I think that after fair amount of time (well over a year) and discussion it is clear that "Woo issue" is not going away.
However after spinning it in my head for a while I think we might be having case of fixation on a tree instead of a forest here.
I foresee that one of the outcomes of whole "application platform" thing, WP is getting into, is core fading out of focus in many such use cases. It is something that WP fights tooth and nail (personally I attribute many decisions on admin/interface side to it) however it cannot not happen, since WordPress is not:
- ecommerce application
- form processing application
- elaborate data input editor
- genealogy research solution
- bunny farm management app
Plugins that run on WordPress are.
Questions about such plugins are quickly becoming akin to asking about WordPress on Server Fault. Because it runs on top of web server, right?
And Their Authors
While extensions for a long time were part of vision for WPSE scope (such as seriously pondering promoting it as additional kind-of-support channel for extension developers) it failed to produce any positive results whatsoever.
I know that this keeps circling back to Woo because:
- woocommerce is giant in ecosystem
- they publicly and rudely (IMHO) disowned their non-paying users
- the link thing exploded big time on already fertile ground of negative feelings
Well, it's not about Woo. Or just Woo. It's about extension vendors not interested in productive relationship with WPSE.
And really they don't owe us any relationship. Stack Overflow has some wonderful examples of cooperation with seemingly eager vendors. We don't and we need to deal with it.
And Our Experts
As current situation goes - we are getting a lot of competent experts getting pissed at poor questions.
This is deadly dangerous situation since we are historically struggling with volume of experts (as echo of general proportional lack of expertise in WP ecosystem).

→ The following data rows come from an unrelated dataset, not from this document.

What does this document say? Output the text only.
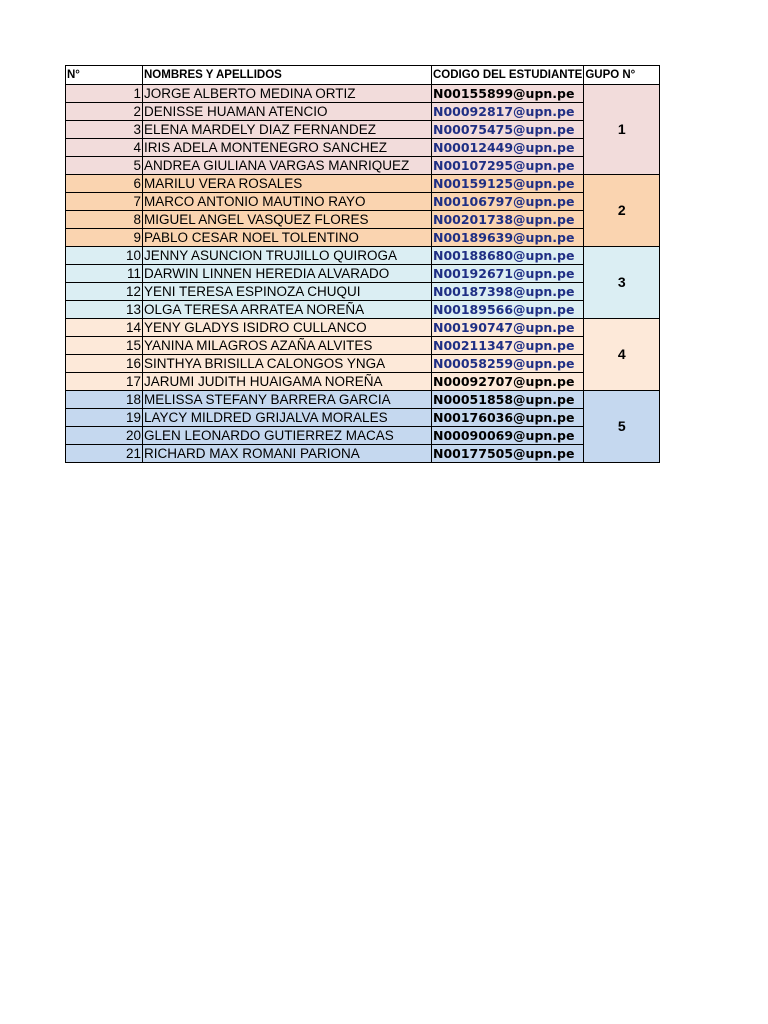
N°	NOMBRES Y APELLIDOS	CODIGO DEL ESTUDIANTE	GUPO N°
1	JORGE ALBERTO MEDINA ORTIZ	N00155899@upn.pe	1
2	DENISSE HUAMAN ATENCIO	N00092817@upn.pe	
3	ELENA MARDELY DIAZ FERNANDEZ	N00075475@upn.pe	
4	IRIS ADELA MONTENEGRO SANCHEZ	N00012449@upn.pe	
5	ANDREA GIULIANA VARGAS MANRIQUEZ	N00107295@upn.pe	
6	MARILU VERA ROSALES	N00159125@upn.pe	2
7	MARCO ANTONIO MAUTINO RAYO	N00106797@upn.pe	
8	MIGUEL ANGEL VASQUEZ FLORES	N00201738@upn.pe	
9	PABLO CESAR NOEL TOLENTINO	N00189639@upn.pe	
10	JENNY ASUNCION TRUJILLO QUIROGA	N00188680@upn.pe	3
11	DARWIN LINNEN HEREDIA ALVARADO	N00192671@upn.pe	
12	YENI TERESA ESPINOZA CHUQUI	N00187398@upn.pe	
13	OLGA TERESA ARRATEA NOREÑA	N00189566@upn.pe	
14	YENY GLADYS ISIDRO CULLANCO	N00190747@upn.pe	4
15	YANINA MILAGROS AZAÑA ALVITES	N00211347@upn.pe	
16	SINTHYA BRISILLA CALONGOS YNGA	N00058259@upn.pe	
17	JARUMI JUDITH HUAIGAMA NOREÑA	N00092707@upn.pe	
18	MELISSA STEFANY BARRERA GARCIA	N00051858@upn.pe	5
19	LAYCY MILDRED GRIJALVA MORALES	N00176036@upn.pe	
20	GLEN LEONARDO GUTIERREZ MACAS	N00090069@upn.pe	
21	RICHARD MAX ROMANI PARIONA	N00177505@upn.pe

We simply cannot cater to extensions at the cost of losing core expertise. Even if we attract woocommerce (substitute with any other platform plugin) expert... If it cost us losing core expert (or even half, or third of core expert) - it is bad trade.
Plan of Action
Currently I see no better solution than reinforcing and upholding our scope of WordPress development. The poor questions are already poor and primarily already fall out of scope. We only need to enforce that clearly and better than we are doing now.
I propose that:
Down voting and close voting on out of scope questions is cranked up to 11, especially for extension-specific ones. They are not wanted here, they are getting toxic to community and their levels must go down.
Extension-specific tags (such as
plugin-*) are eradicated. They serve little purpose and send wrong message about what is welcomed. I have seen "there is a tag for it so I am right to ask whatever I want" line of reasoning too many times.